Maria Prata Compartilha Experiência de Assalto e Reflexões sobre a Violência no Brasil
Na manhã de sexta-feira, dia 23, a jornalista Maria Prata, casada com Pedro Bial, utilizou suas redes sociais para compartilhar um momento extremamente difícil que viveu recentemente. Em um relato tocante, ela mostrou registros de câmeras de segurança que capturaram o assalto que sofreu no bairro da Lapa, em São Paulo, enquanto estava acompanhada de sua filha, Dora.
O Assalto
Maria estava voltando para casa após estacionar seu carro a uma curta distância, aproximadamente 20 metros, quando foi abordada por um assaltante em uma motocicleta. O criminoso, que estava vestido como um entregador e portava uma arma, rapidamente exigiu que ela entregasse seus pertences. O assalto ocorreu por volta das 11h51 da quinta-feira, 22, e durou um tempo que pareceu interminável para a jornalista: cerca de um minuto e 20 segundos.

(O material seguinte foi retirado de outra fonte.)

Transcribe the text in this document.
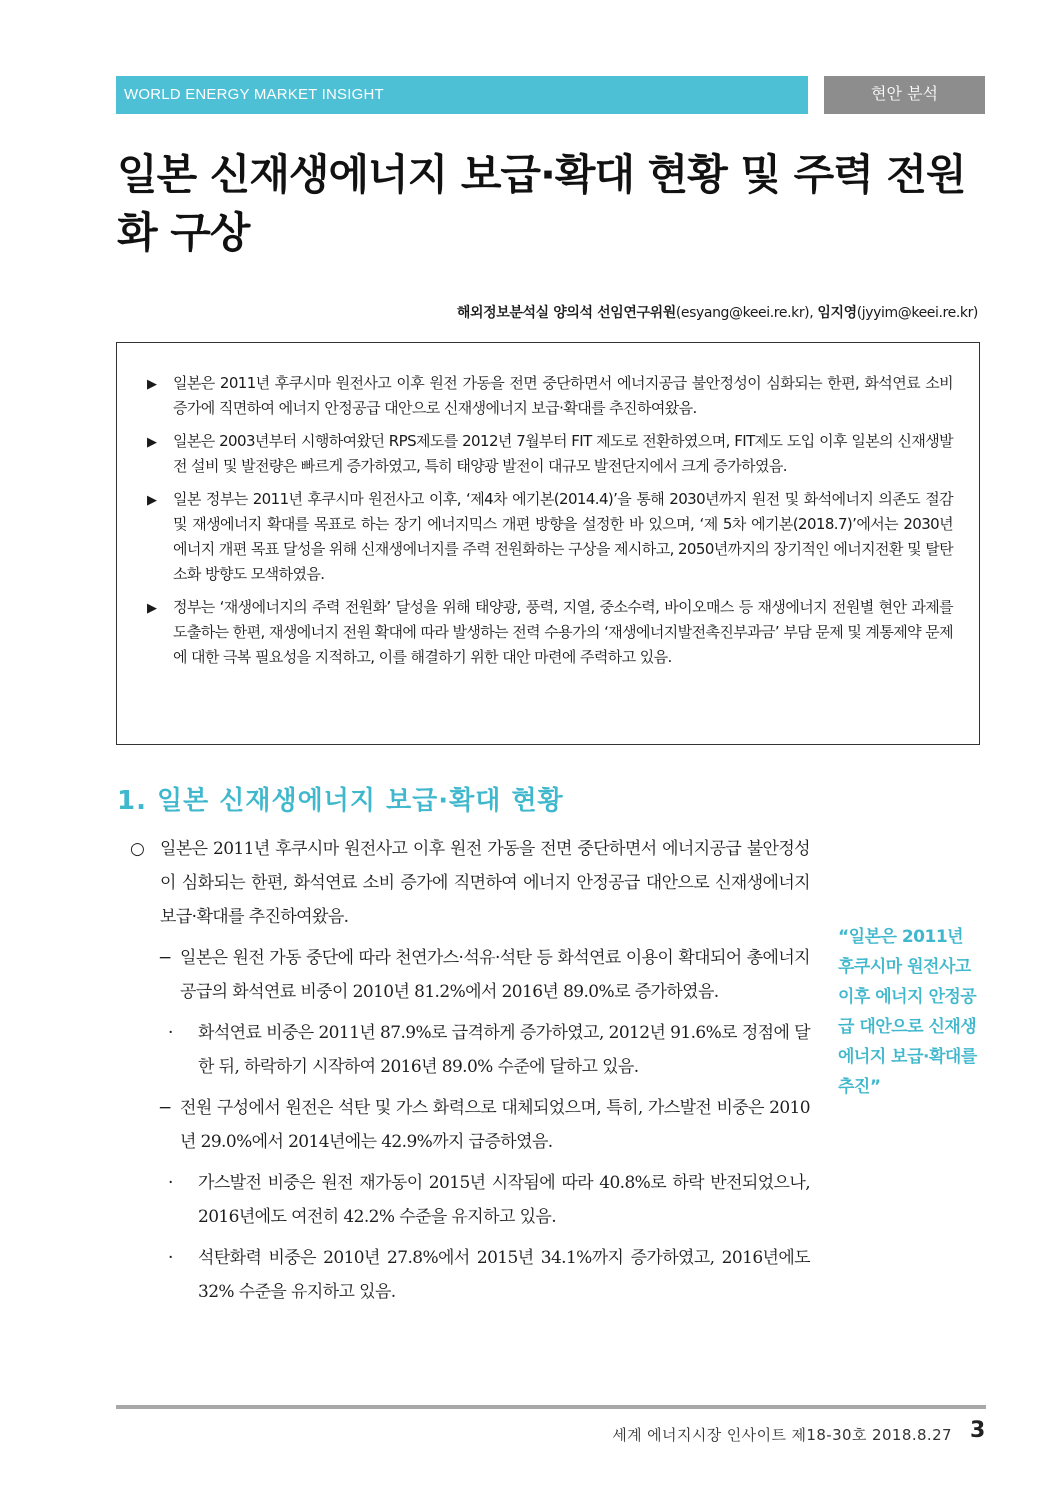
WORLD ENERGY MARKET INSIGHT	현안 분석
일본 신재생에너지 보급·확대 현황 및 주력 전원화 구상
해외정보분석실 양의석 선임연구위원(esyang@keei.re.kr), 임지영(jyyim@keei.re.kr)
▶	일본은 2011년 후쿠시마 원전사고 이후 원전 가동을 전면 중단하면서 에너지공급 불안정성이 심화되는 한편, 화석연료 소비 증가에 직면하여 에너지 안정공급 대안으로 신재생에너지 보급·확대를 추진하여왔음.
▶	일본은 2003년부터 시행하여왔던 RPS제도를 2012년 7월부터 FIT 제도로 전환하였으며, FIT제도 도입 이후 일본의 신재생발전 설비 및 발전량은 빠르게 증가하였고, 특히 태양광 발전이 대규모 발전단지에서 크게 증가하였음.
▶	일본 정부는 2011년 후쿠시마 원전사고 이후, ‘제4차 에기본(2014.4)’을 통해 2030년까지 원전 및 화석에너지 의존도 절감 및 재생에너지 확대를 목표로 하는 장기 에너지믹스 개편 방향을 설정한 바 있으며, ‘제 5차 에기본(2018.7)’에서는 2030년 에너지 개편 목표 달성을 위해 신재생에너지를 주력 전원화하는 구상을 제시하고, 2050년까지의 장기적인 에너지전환 및 탈탄소화 방향도 모색하였음.
▶	정부는 ‘재생에너지의 주력 전원화’ 달성을 위해 태양광, 풍력, 지열, 중소수력, 바이오매스 등 재생에너지 전원별 현안 과제를 도출하는 한편, 재생에너지 전원 확대에 따라 발생하는 전력 수용가의 ‘재생에너지발전촉진부과금’ 부담 문제 및 계통제약 문제에 대한 극복 필요성을 지적하고, 이를 해결하기 위한 대안 마련에 주력하고 있음.
1. 일본 신재생에너지 보급·확대 현황
○ 일본은 2011년 후쿠시마 원전사고 이후 원전 가동을 전면 중단하면서 에너지공급 불안정성이 심화되는 한편, 화석연료 소비 증가에 직면하여 에너지 안정공급 대안으로 신재생에너지 보급·확대를 추진하여왔음.
− 일본은 원전 가동 중단에 따라 천연가스·석유·석탄 등 화석연료 이용이 확대되어 총에너지공급의 화석연료 비중이 2010년 81.2%에서 2016년 89.0%로 증가하였음.
·	화석연료 비중은 2011년 87.9%로 급격하게 증가하였고, 2012년 91.6%로 정점에 달한 뒤, 하락하기 시작하여 2016년 89.0% 수준에 달하고 있음.
− 전원 구성에서 원전은 석탄 및 가스 화력으로 대체되었으며, 특히, 가스발전 비중은 2010년 29.0%에서 2014년에는 42.9%까지 급증하였음.
·	가스발전 비중은 원전 재가동이 2015년 시작됨에 따라 40.8%로 하락 반전되었으나, 2016년에도 여전히 42.2% 수준을 유지하고 있음.
·	석탄화력 비중은 2010년 27.8%에서 2015년 34.1%까지 증가하였고, 2016년에도 32% 수준을 유지하고 있음.
“일본은 2011년 후쿠시마 원전사고 이후 에너지 안정공급 대안으로 신재생에너지 보급·확대를 추진”
세계 에너지시장 인사이트 제18-30호 2018.8.27 3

Durante o assalto, o bandido pediu a senha do celular de Maria. Ela se lembrou de como a situação a deixou nervosa, fazendo com que o assaltante cometesse erros ao tentar digitar a senha. “Eu dizia a senha, mas, nervoso, ele errava as teclas. Repete! A senha!! Eu abro o celular pra você! A senha!! Você é polícia?!”, relatou Maria. A jornalista ainda descreveu como o assaltante a tocou na cintura, procurando por armas, o que aumentou ainda mais sua angústia.
O Impacto Emocional
Um dos aspectos mais dolorosos desse episódio foi a presença de sua filha, Dora, que inicialmente não compreendia a gravidade da situação. Ao chegarem em casa, Maria se sentiu acolhida por amigos, mas seu desespero se manifestou quando entregou a menina a Pedro, seu marido. “Desabei longe dela. Só ali, pelas conversas, caras e perguntas, ela sentiu o baque. Chorou, ficou com medo, quero ir pra casa, mamãe”, compartilhou. Esse momento de vulnerabilidade destacou o impacto emocional que tanto a mãe quanto a filha sentiram após a experiência traumática.
Reflexões sobre a Violência
Após o assalto, Maria continuou refletindo sobre o que havia ocorrido. Em uma de suas postagens, ela descreveu como passou a madrugada sem conseguir dormir, revivendo mentalmente o incidente. “São 4h da manhã, não consigo dormir. Minha cabeça é um replay sem fim de áudios e imagens de uma situação que ninguém deveria passar na vida. Nem eu, nem a Dora, nem aquele cara”, escreveu. Essa declaração evidencia a luta interna que muitas vítimas de violência enfrentam após experiências traumáticas.
Ela também fez uma reflexão sobre a fragilidade da vida e como situações como essa podem mudar drasticamente em um instante. “Mas a vida é mesmo um sopro. Um movimento errado e o desfecho poderia ser outro, como já foi com tanta gente. Passamos as férias dedicados a mostrar para nossas filhas o Brasil mais sensacional que há. Hoje, o pior do Brasil nos atropelou”, disse Maria, ressaltando a dualidade da vida urbana e a coexistência entre beleza e violência nas grandes cidades brasileiras.
Conclusão
O relato de Maria Prata é um lembrete poderoso do que muitas pessoas enfrentam diariamente em relação à segurança e à violência urbana. Enquanto ela se recupera desse trauma, sua história pode ajudar a abrir discussões sobre a violência no Brasil e a necessidade de melhorias na segurança pública. O Terra, por sua vez, já entrou em contato com a Secretaria de Segurança Pública de São Paulo (SSP-SP) para obter mais informações sobre o caso e aguarda um retorno.